The challenge for users will be determining the balance of storage. Not all applications will benefit from massive amounts of flash storage while other will. Testing the system with real data will be required to determine the optimum mix. Tools like Microsoft’s XPERF and Linux’s block trace can provide one with feedback on system performance.

In general, the minimum amount of SSD cache should be enough to handle the “hot zone” of data. This is data most frequently used. Data that is not often used would be in the “cold zone.” In between would be the warm and cool zones. Benchmarks can be used to generate distinct partitions but this kind of information really needs to be done with real data.

The single Micron M500DC is an MLC drive with 220 Gbytes of storage. This turned out to be plenty for the smaller applications I was running to test the system including a web server and a relatively small database application. The M500DC drive was the cache for a 3.3 Tbyte RAID 5. Adding a second drive in a RAID 0 configuration did not significantly improve performance because the test data I was using was easily handled by the single drive. Of course, increasing the data set size would have shown a benefit with more SSD storage.

Many applications can justify more storage and even SLC drives. SLC will be needed for applications where the cached data changes often. Enterprise MLC drives like the Micron M500DC will be suitable for a wide range of applications with the benefit of higher capacity for a lower cost.
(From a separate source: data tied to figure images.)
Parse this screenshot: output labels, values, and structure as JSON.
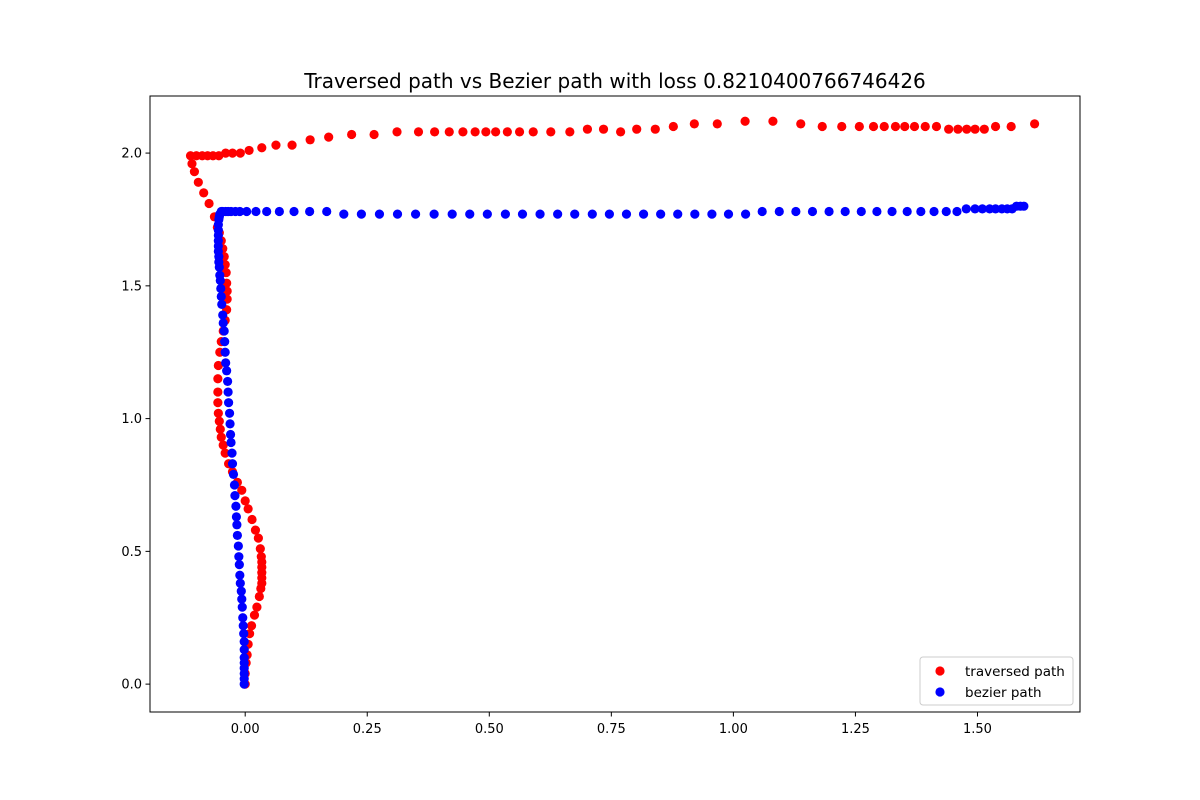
{
  "chart_data": {
    "type": "scatter",
    "title": "Traversed path vs Bezier path with loss 0.8210400766746426",
    "xlabel": "",
    "ylabel": "",
    "xlim": [
      -0.195,
      1.71
    ],
    "ylim": [
      -0.105,
      2.215
    ],
    "xticks": [
      0.0,
      0.25,
      0.5,
      0.75,
      1.0,
      1.25,
      1.5
    ],
    "xtick_labels": [
      "0.00",
      "0.25",
      "0.50",
      "0.75",
      "1.00",
      "1.25",
      "1.50"
    ],
    "yticks": [
      0.0,
      0.5,
      1.0,
      1.5,
      2.0
    ],
    "ytick_labels": [
      "0.0",
      "0.5",
      "1.0",
      "1.5",
      "2.0"
    ],
    "grid": false,
    "legend_position": "lower-right",
    "series": [
      {
        "name": "traversed path",
        "color": "#ff0000",
        "points": [
          [
            0.0,
            0.0
          ],
          [
            0.0,
            0.04
          ],
          [
            0.002,
            0.08
          ],
          [
            0.004,
            0.11
          ],
          [
            0.006,
            0.15
          ],
          [
            0.009,
            0.19
          ],
          [
            0.013,
            0.22
          ],
          [
            0.019,
            0.26
          ],
          [
            0.024,
            0.29
          ],
          [
            0.029,
            0.33
          ],
          [
            0.032,
            0.36
          ],
          [
            0.034,
            0.38
          ],
          [
            0.034,
            0.4
          ],
          [
            0.034,
            0.42
          ],
          [
            0.034,
            0.44
          ],
          [
            0.034,
            0.46
          ],
          [
            0.033,
            0.48
          ],
          [
            0.031,
            0.51
          ],
          [
            0.027,
            0.55
          ],
          [
            0.021,
            0.58
          ],
          [
            0.014,
            0.62
          ],
          [
            0.006,
            0.66
          ],
          [
            0.0,
            0.69
          ],
          [
            -0.007,
            0.73
          ],
          [
            -0.016,
            0.76
          ],
          [
            -0.026,
            0.8
          ],
          [
            -0.034,
            0.83
          ],
          [
            -0.041,
            0.87
          ],
          [
            -0.045,
            0.9
          ],
          [
            -0.049,
            0.93
          ],
          [
            -0.051,
            0.96
          ],
          [
            -0.053,
            0.99
          ],
          [
            -0.055,
            1.02
          ],
          [
            -0.056,
            1.06
          ],
          [
            -0.056,
            1.1
          ],
          [
            -0.056,
            1.15
          ],
          [
            -0.055,
            1.2
          ],
          [
            -0.052,
            1.25
          ],
          [
            -0.049,
            1.29
          ],
          [
            -0.045,
            1.33
          ],
          [
            -0.041,
            1.37
          ],
          [
            -0.038,
            1.41
          ],
          [
            -0.037,
            1.45
          ],
          [
            -0.037,
            1.48
          ],
          [
            -0.038,
            1.51
          ],
          [
            -0.039,
            1.55
          ],
          [
            -0.041,
            1.58
          ],
          [
            -0.043,
            1.61
          ],
          [
            -0.046,
            1.64
          ],
          [
            -0.049,
            1.67
          ],
          [
            -0.053,
            1.7
          ],
          [
            -0.057,
            1.72
          ],
          [
            -0.063,
            1.76
          ],
          [
            -0.074,
            1.81
          ],
          [
            -0.085,
            1.85
          ],
          [
            -0.096,
            1.89
          ],
          [
            -0.104,
            1.93
          ],
          [
            -0.109,
            1.96
          ],
          [
            -0.112,
            1.99
          ],
          [
            -0.1,
            1.99
          ],
          [
            -0.088,
            1.99
          ],
          [
            -0.077,
            1.99
          ],
          [
            -0.066,
            1.99
          ],
          [
            -0.054,
            1.99
          ],
          [
            -0.04,
            2.0
          ],
          [
            -0.026,
            2.0
          ],
          [
            -0.01,
            2.0
          ],
          [
            0.008,
            2.01
          ],
          [
            0.034,
            2.02
          ],
          [
            0.063,
            2.03
          ],
          [
            0.096,
            2.03
          ],
          [
            0.133,
            2.05
          ],
          [
            0.171,
            2.06
          ],
          [
            0.218,
            2.07
          ],
          [
            0.264,
            2.07
          ],
          [
            0.311,
            2.08
          ],
          [
            0.355,
            2.08
          ],
          [
            0.388,
            2.08
          ],
          [
            0.418,
            2.08
          ],
          [
            0.446,
            2.08
          ],
          [
            0.471,
            2.08
          ],
          [
            0.493,
            2.08
          ],
          [
            0.513,
            2.08
          ],
          [
            0.537,
            2.08
          ],
          [
            0.562,
            2.08
          ],
          [
            0.59,
            2.08
          ],
          [
            0.626,
            2.08
          ],
          [
            0.665,
            2.08
          ],
          [
            0.701,
            2.09
          ],
          [
            0.734,
            2.09
          ],
          [
            0.769,
            2.08
          ],
          [
            0.802,
            2.09
          ],
          [
            0.84,
            2.09
          ],
          [
            0.877,
            2.1
          ],
          [
            0.92,
            2.11
          ],
          [
            0.967,
            2.11
          ],
          [
            1.024,
            2.12
          ],
          [
            1.081,
            2.12
          ],
          [
            1.138,
            2.11
          ],
          [
            1.182,
            2.1
          ],
          [
            1.222,
            2.1
          ],
          [
            1.258,
            2.1
          ],
          [
            1.287,
            2.1
          ],
          [
            1.309,
            2.1
          ],
          [
            1.332,
            2.1
          ],
          [
            1.351,
            2.1
          ],
          [
            1.371,
            2.1
          ],
          [
            1.393,
            2.1
          ],
          [
            1.416,
            2.1
          ],
          [
            1.441,
            2.09
          ],
          [
            1.46,
            2.09
          ],
          [
            1.478,
            2.09
          ],
          [
            1.495,
            2.09
          ],
          [
            1.514,
            2.09
          ],
          [
            1.537,
            2.1
          ],
          [
            1.569,
            2.1
          ],
          [
            1.617,
            2.11
          ]
        ]
      },
      {
        "name": "bezier path",
        "color": "#0000ff",
        "points": [
          [
            -0.002,
            0.0
          ],
          [
            -0.002,
            0.02
          ],
          [
            -0.002,
            0.04
          ],
          [
            -0.002,
            0.06
          ],
          [
            -0.002,
            0.08
          ],
          [
            -0.002,
            0.1
          ],
          [
            -0.002,
            0.13
          ],
          [
            -0.002,
            0.16
          ],
          [
            -0.003,
            0.19
          ],
          [
            -0.004,
            0.22
          ],
          [
            -0.005,
            0.25
          ],
          [
            -0.006,
            0.29
          ],
          [
            -0.007,
            0.32
          ],
          [
            -0.008,
            0.35
          ],
          [
            -0.01,
            0.38
          ],
          [
            -0.011,
            0.41
          ],
          [
            -0.012,
            0.45
          ],
          [
            -0.013,
            0.48
          ],
          [
            -0.014,
            0.52
          ],
          [
            -0.016,
            0.56
          ],
          [
            -0.017,
            0.6
          ],
          [
            -0.018,
            0.63
          ],
          [
            -0.019,
            0.67
          ],
          [
            -0.021,
            0.71
          ],
          [
            -0.022,
            0.75
          ],
          [
            -0.024,
            0.79
          ],
          [
            -0.026,
            0.83
          ],
          [
            -0.027,
            0.87
          ],
          [
            -0.029,
            0.91
          ],
          [
            -0.03,
            0.94
          ],
          [
            -0.031,
            0.98
          ],
          [
            -0.032,
            1.02
          ],
          [
            -0.034,
            1.06
          ],
          [
            -0.035,
            1.1
          ],
          [
            -0.036,
            1.14
          ],
          [
            -0.038,
            1.18
          ],
          [
            -0.04,
            1.21
          ],
          [
            -0.041,
            1.25
          ],
          [
            -0.042,
            1.29
          ],
          [
            -0.043,
            1.33
          ],
          [
            -0.045,
            1.36
          ],
          [
            -0.046,
            1.39
          ],
          [
            -0.048,
            1.43
          ],
          [
            -0.049,
            1.46
          ],
          [
            -0.05,
            1.49
          ],
          [
            -0.051,
            1.52
          ],
          [
            -0.052,
            1.54
          ],
          [
            -0.053,
            1.57
          ],
          [
            -0.054,
            1.59
          ],
          [
            -0.054,
            1.61
          ],
          [
            -0.055,
            1.63
          ],
          [
            -0.055,
            1.65
          ],
          [
            -0.055,
            1.67
          ],
          [
            -0.055,
            1.69
          ],
          [
            -0.055,
            1.71
          ],
          [
            -0.055,
            1.73
          ],
          [
            -0.054,
            1.75
          ],
          [
            -0.053,
            1.76
          ],
          [
            -0.052,
            1.77
          ],
          [
            -0.049,
            1.78
          ],
          [
            -0.046,
            1.78
          ],
          [
            -0.04,
            1.78
          ],
          [
            -0.035,
            1.78
          ],
          [
            -0.029,
            1.78
          ],
          [
            -0.02,
            1.78
          ],
          [
            -0.011,
            1.78
          ],
          [
            0.003,
            1.78
          ],
          [
            0.022,
            1.78
          ],
          [
            0.044,
            1.78
          ],
          [
            0.07,
            1.78
          ],
          [
            0.1,
            1.78
          ],
          [
            0.132,
            1.78
          ],
          [
            0.167,
            1.78
          ],
          [
            0.202,
            1.77
          ],
          [
            0.238,
            1.77
          ],
          [
            0.275,
            1.77
          ],
          [
            0.312,
            1.77
          ],
          [
            0.349,
            1.77
          ],
          [
            0.387,
            1.77
          ],
          [
            0.424,
            1.77
          ],
          [
            0.46,
            1.77
          ],
          [
            0.496,
            1.77
          ],
          [
            0.533,
            1.77
          ],
          [
            0.568,
            1.77
          ],
          [
            0.604,
            1.77
          ],
          [
            0.64,
            1.77
          ],
          [
            0.675,
            1.77
          ],
          [
            0.711,
            1.77
          ],
          [
            0.746,
            1.77
          ],
          [
            0.781,
            1.77
          ],
          [
            0.816,
            1.77
          ],
          [
            0.851,
            1.77
          ],
          [
            0.886,
            1.77
          ],
          [
            0.921,
            1.77
          ],
          [
            0.956,
            1.77
          ],
          [
            0.99,
            1.77
          ],
          [
            1.025,
            1.77
          ],
          [
            1.059,
            1.78
          ],
          [
            1.094,
            1.78
          ],
          [
            1.128,
            1.78
          ],
          [
            1.162,
            1.78
          ],
          [
            1.196,
            1.78
          ],
          [
            1.229,
            1.78
          ],
          [
            1.262,
            1.78
          ],
          [
            1.294,
            1.78
          ],
          [
            1.325,
            1.78
          ],
          [
            1.356,
            1.78
          ],
          [
            1.384,
            1.78
          ],
          [
            1.411,
            1.78
          ],
          [
            1.436,
            1.78
          ],
          [
            1.458,
            1.78
          ],
          [
            1.477,
            1.79
          ],
          [
            1.495,
            1.79
          ],
          [
            1.51,
            1.79
          ],
          [
            1.525,
            1.79
          ],
          [
            1.537,
            1.79
          ],
          [
            1.55,
            1.79
          ],
          [
            1.561,
            1.79
          ],
          [
            1.571,
            1.79
          ],
          [
            1.58,
            1.8
          ],
          [
            1.588,
            1.8
          ],
          [
            1.595,
            1.8
          ]
        ]
      }
    ]
  }
}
On the plus side, MSM can track use of the drives so it is possible determine when a drive will wear out allowing replacement before this occurs. This feature is called SSD Guard. Of course, having a hot spare handy allows the system to handle the details.

Actually a hot spare may be used to the best effect on the hard disk side because the system can continue running without the cache whereas the hard drive RAID array will also degrade if a drive is missing. This tradeoff is of more concern with a smaller array like the 8-drive Mobile Rack. Balancing the hot spare slots tend to be less of an issue if the controller is tied to dozens of drives.

In the end, I was only able to stress the system using some artificial benchmarks and platforms like Hadoop. Switching between configurations is simple with MSM. Swapping out drives can cause some lengthy rebuilds but that is more of a disk limitation and one network managers always have to deal with. The important thing is to maintain the data and provide access as quickly as possible.